The Nekromantix were formed in 1989 in Copenhagen by Kim Nekroman after he left the Danish Navy, in which he had been a submarine radio operator. Deciding to launch a new career in music, he initially played drums in a rockabilly band prior to the foundation of Nekromantix. Learning to play the double bass and to sing, Nekroman set about forming a horror-themed psychobilly band with himself as the frontman. The band lineup is currently rounded out by Franc (guitar) and Lux (drums).
The band played two local shows in Copenhagen before appearing in a large psychobilly festival in Hamburg, Germany only six months after the band’s formation. This lead to a record deal for their first album, Hellbound. Nekromantix began touring Europe heavily. At the time, the psychobilly scene was largely dominated by English bands. The band recorded a second album in 1991, Curse of the Coffin which resulted in some MTV play. 1994’s Brought Back to Life became the only psychobilly album so far to ever be nominated for a Grammy award.
The band was signed to Hellcat Records in 2001, due to record label owner Tim Armstrong of punk rock band Rancid being a long-time fan of the band. Their fifth album and USA debut, Return of the Loving Dead, was recorded in Los Angeles and released in 2002. A sixth album, Dead Girls Don’t Cry, was released for Hellcat in 2004, with Nekroman recording bass and vocals in Los Angeles while the Sandorff brothers recorded their respective parts back in Denmark.
In April 2005, the Sandorff brothers departed from the Nekromantix on good terms, citing their reason for leaving as "it wasn’t funny anymore". They were replaced with guitarist Troy and drummer Wasted James, both from California-based psychobilly group Rezurex. Wasted James also plays in Tiger Army, and formerly played as the Nekromantix touring drummer. Andy Demize is now drummer for Nekromantix and features on the new 2007 album ‘Life Is A Grave & I Dig It!’

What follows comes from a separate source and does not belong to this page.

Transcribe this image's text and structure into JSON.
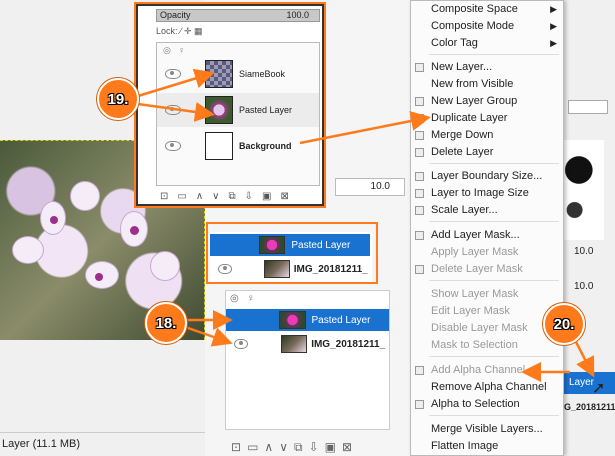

Kim Nekroman’s signature coffinbass has gone through many incarnations, the first of which being fashioned out of an actual child’s coffin. The child’s coffin, however, did not produce an excellent sound, so Nekroman built another himself with better acoustics. Over the years he has made a handfull of the instruments, the most recent update being collapsable for easier transportation.